- Film poster
- Directed by: Michael Tucker Petra Epperlein
- Written by: Michael Tucker Petra Epperlein
- Produced by: Michael Tucker Petra Epperlein
- Starring: Petra Epperlein Christa Epperlein
- Narrated by: Petra Epperlein
- Cinematography: Michael Tucker
- Music by: Alexander Kliment
- Distributed by: Bond/360
- Release date: 16 March 2017;
- Running time: 89 minutes
- Country: Germany
- Languages: German English
- Box office: $41,070

= Karl Marx City =

Karl Marx City is a 2017 German documentary film, written, produced and directed by Michael Tucker and Petra Epperlein. The film was premiered at the 2016 Toronto International Film Festival.

==Synopsis==
After her father commits suicide in 1999, filmmaker Petra Epperlein journeys through the former East Germany in search of answers.

==Cast==
- Christa Epperlein
- Douglas Selvage
- Hubertus Knabe
- Petra Epperlein
- Udo Grashoff
- Uwe Epperlein
- Volker Epperlein

==Reception==
On review aggregator website Rotten Tomatoes the film has an approval rating of 96% based on 26 critics, with an average rating of 8/10. On Metacritic, Karl Marx City has an above average score of 73 out of a 100 based on 10 critics, indicating "generally favorable reviews".

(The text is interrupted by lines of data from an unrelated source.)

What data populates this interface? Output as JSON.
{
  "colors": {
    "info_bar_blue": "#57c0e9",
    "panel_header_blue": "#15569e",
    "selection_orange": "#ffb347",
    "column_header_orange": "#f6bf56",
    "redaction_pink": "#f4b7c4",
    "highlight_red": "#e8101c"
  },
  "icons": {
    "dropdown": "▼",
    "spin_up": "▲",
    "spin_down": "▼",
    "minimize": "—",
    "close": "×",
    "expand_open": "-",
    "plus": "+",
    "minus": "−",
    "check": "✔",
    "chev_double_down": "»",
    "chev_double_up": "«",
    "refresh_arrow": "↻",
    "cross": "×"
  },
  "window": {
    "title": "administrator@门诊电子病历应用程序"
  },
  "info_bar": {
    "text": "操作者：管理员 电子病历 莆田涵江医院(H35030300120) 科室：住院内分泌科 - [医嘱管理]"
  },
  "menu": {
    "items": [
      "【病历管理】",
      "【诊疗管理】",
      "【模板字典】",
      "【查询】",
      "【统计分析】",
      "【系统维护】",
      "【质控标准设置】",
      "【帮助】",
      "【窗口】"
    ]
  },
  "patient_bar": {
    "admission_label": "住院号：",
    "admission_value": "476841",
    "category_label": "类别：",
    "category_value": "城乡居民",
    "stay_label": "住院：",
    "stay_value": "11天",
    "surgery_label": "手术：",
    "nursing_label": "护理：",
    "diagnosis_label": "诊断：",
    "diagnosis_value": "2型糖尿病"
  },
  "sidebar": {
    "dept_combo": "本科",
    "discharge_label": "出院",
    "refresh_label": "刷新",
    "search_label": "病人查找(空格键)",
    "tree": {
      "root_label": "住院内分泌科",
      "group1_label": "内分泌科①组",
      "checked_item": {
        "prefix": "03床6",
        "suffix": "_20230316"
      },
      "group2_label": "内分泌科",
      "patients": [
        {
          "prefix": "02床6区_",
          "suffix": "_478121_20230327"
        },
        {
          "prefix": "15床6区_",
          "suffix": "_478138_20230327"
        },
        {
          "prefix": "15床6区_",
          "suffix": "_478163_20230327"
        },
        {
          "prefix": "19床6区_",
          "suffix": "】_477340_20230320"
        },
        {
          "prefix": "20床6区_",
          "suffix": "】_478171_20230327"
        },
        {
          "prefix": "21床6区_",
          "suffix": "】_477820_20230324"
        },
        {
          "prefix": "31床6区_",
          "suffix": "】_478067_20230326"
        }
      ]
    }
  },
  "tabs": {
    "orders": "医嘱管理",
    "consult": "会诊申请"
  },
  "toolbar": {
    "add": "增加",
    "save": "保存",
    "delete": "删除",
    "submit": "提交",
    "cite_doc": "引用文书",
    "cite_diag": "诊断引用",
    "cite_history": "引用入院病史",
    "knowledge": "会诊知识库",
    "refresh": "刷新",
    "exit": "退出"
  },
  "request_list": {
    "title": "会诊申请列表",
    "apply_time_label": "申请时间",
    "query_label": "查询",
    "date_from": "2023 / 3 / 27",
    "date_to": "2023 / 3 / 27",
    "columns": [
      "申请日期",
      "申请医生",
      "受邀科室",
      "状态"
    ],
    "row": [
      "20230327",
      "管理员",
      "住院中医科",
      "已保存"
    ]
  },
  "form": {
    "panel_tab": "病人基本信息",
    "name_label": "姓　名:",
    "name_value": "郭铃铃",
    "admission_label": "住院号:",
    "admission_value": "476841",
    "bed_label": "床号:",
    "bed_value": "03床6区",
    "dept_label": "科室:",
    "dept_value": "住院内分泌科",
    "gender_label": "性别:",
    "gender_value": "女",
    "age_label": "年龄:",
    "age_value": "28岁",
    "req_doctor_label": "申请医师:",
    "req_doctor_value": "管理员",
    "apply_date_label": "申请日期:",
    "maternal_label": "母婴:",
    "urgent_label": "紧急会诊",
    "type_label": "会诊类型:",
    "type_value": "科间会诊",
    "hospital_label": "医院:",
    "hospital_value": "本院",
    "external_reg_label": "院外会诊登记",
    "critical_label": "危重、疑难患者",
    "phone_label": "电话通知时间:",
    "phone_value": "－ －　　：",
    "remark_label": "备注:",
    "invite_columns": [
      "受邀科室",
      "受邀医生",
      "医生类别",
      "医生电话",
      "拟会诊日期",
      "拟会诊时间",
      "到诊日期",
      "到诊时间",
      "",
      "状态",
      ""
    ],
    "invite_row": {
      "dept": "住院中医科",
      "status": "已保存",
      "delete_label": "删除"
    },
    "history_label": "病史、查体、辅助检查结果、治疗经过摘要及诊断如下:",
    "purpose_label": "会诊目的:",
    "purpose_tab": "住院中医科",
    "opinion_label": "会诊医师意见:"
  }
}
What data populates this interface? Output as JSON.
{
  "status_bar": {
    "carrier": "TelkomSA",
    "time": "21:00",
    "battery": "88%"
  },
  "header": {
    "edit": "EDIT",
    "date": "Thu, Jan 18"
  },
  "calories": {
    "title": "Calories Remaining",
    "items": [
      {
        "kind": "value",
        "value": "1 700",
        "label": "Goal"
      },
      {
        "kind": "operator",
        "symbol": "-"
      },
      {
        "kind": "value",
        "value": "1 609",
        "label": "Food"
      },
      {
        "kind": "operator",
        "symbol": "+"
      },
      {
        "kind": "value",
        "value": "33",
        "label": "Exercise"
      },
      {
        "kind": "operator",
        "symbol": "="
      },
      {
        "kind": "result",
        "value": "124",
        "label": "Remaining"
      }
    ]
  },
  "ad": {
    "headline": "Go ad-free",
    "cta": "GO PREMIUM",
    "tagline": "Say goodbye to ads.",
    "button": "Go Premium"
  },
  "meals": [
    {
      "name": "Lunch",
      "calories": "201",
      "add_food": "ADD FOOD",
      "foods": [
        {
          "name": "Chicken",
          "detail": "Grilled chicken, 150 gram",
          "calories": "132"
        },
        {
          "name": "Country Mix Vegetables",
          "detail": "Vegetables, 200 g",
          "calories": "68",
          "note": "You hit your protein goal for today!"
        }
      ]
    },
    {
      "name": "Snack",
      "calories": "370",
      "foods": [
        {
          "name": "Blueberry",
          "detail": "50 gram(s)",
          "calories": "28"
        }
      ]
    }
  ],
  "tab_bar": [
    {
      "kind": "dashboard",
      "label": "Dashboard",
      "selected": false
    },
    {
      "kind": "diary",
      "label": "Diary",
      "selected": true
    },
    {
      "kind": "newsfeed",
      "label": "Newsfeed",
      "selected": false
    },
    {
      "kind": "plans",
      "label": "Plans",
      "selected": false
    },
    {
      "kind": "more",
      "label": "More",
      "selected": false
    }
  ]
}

A.O. Scott of The New York Times called the documentary "unsettling" and added that "[it] is a smart, highly personal addition to the growing syllabus of distressingly relevant cautionary political tales".

Scott Tobias of Variety has compared the film's atmosphere to the one of today.

Stephen Dalton of The Hollywood Reporter, following the film's screening at Toronto International Film Festival, wrote: "a key joy of Karl Marx City is its strong, arty aesthetic".

Slant Magazines Jake Cole said that the lead heroine (Petra Epperlein), "[who have] personal ties to the subject matter[,] provides the documentary with a necessary anchor point".

Ella Taylor of NPR wrote that "[the film] suffers now and then from the same breathy tendency to overdramatize already incendiary material that marred Epperlein and Tucker's 2005 Iraq doc[umentary] Gunner Palace.